Travel is not just about the destination; memories are also made along the journey. Think back to your childhood, and the positive memories you still cherish decades later.  Some of the happiest memories result from simple activities. Don’t expect trips to be problem-free; challenging events of family outings often become hilarious, significant, precious memories and repeated family stories, bonding generations.

A vacation, ideally, does not include work.  In today’s world of instant technological expectations, it’s good to disconnect electronically.  But don’t feel guilty if you need to check in at times to prevent email overload or work surprises upon your return, or to check in with family while away.  Just set aside specific periods of time to do so, such that you can still refocus and reconnect with yourself and others.

It seems counter to the very definition of “vacation”, yet some people view holidays as a competition, a symbol of success, as if money spent determines the enjoyment quotient. The true value of any time depends on enjoying the moment, in gratitude, and the quality of interactions with others.  Even a stroll and enjoying the weather -whatever it may be- can give a sense of renewal.  Travel can be filled with anxiety and distress, so don’t minimize the benefits and joys of a “staycation” or “daycation”… those traveling half-way around the world may even envy you!

Magical -and disastrous- things can happen with people.
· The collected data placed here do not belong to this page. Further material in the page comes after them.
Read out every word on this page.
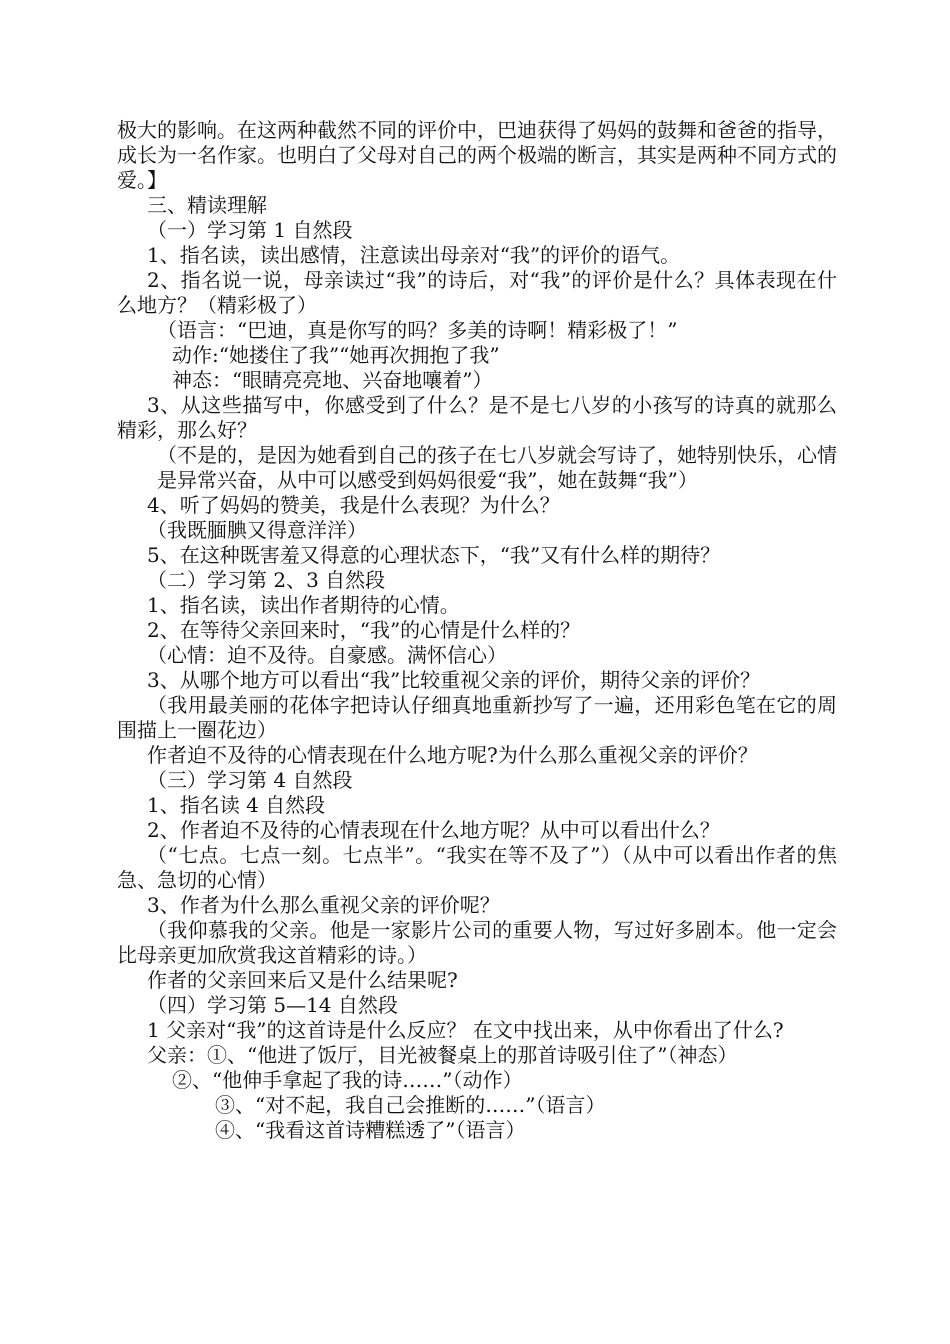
极大的影响。在这两种截然不同的评价中，巴迪获得了妈妈的鼓舞和爸爸的指导，成长为一名作家。也明白了父母对自己的两个极端的断言，其实是两种不同方式的爱。】

三、精读理解

（一）学习第 1 自然段

1、指名读，读出感情，注意读出母亲对“我”的评价的语气。

2、指名说一说，母亲读过“我”的诗后，对“我”的评价是什么？具体表现在什么地方？（精彩极了）

（语言：“巴迪，真是你写的吗？多美的诗啊！精彩极了！”

动作:“她搂住了我”“她再次拥抱了我”

神态：“眼睛亮亮地、兴奋地嚷着”）

3、从这些描写中，你感受到了什么？是不是七八岁的小孩写的诗真的就那么精彩，那么好？

（不是的，是因为她看到自己的孩子在七八岁就会写诗了，她特别快乐，心情是异常兴奋，从中可以感受到妈妈很爱“我”，她在鼓舞“我”）

4、听了妈妈的赞美，我是什么表现？为什么？

（我既腼腆又得意洋洋）

5、在这种既害羞又得意的心理状态下，“我”又有什么样的期待？

（二）学习第 2、3 自然段

1、指名读，读出作者期待的心情。

2、在等待父亲回来时，“我”的心情是什么样的？

（心情：迫不及待。自豪感。满怀信心）

3、从哪个地方可以看出“我”比较重视父亲的评价，期待父亲的评价？

（我用最美丽的花体字把诗认仔细真地重新抄写了一遍，还用彩色笔在它的周围描上一圈花边）

作者迫不及待的心情表现在什么地方呢?为什么那么重视父亲的评价？

（三）学习第 4 自然段

1、指名读 4 自然段

2、作者迫不及待的心情表现在什么地方呢？从中可以看出什么？

（“七点。七点一刻。七点半”。“我实在等不及了”）（从中可以看出作者的焦急、急切的心情）

3、作者为什么那么重视父亲的评价呢？

（我仰慕我的父亲。他是一家影片公司的重要人物，写过好多剧本。他一定会比母亲更加欣赏我这首精彩的诗。）

作者的父亲回来后又是什么结果呢?

（四）学习第 5—14 自然段

1 父亲对“我”的这首诗是什么反应？ 在文中找出来，从中你看出了什么?

父亲：①、“他进了饭厅，目光被餐桌上的那首诗吸引住了”（神态）

②、“他伸手拿起了我的诗……”（动作）

③、“对不起，我自己会推断的……”（语言）

④、“我看这首诗糟糕透了”（语言）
Isolated by distance, busy schedules, or neglect, relationships become strained, diminishing interest in or likelihood of seeking time together. With mutual effort, relationships can benefit from vacations together to work out squabbles and get reacquainted.  Understanding and remaining connected to friends, and even parents and siblings, is a lifelong process.  Family visits and trips can help facilitate this when all parties are willing to strengthen bonds.  Does the thought of this make you feel fear or warm fuzzies?

Stress takes a toll and chronic stress affects our health adversely, so everyone can use a break from routines, to recalibrate our perspective, stave off burnout, contribute to increased communication and bonding with our partners and family, and for rejuvenation and a greater sense of well-being.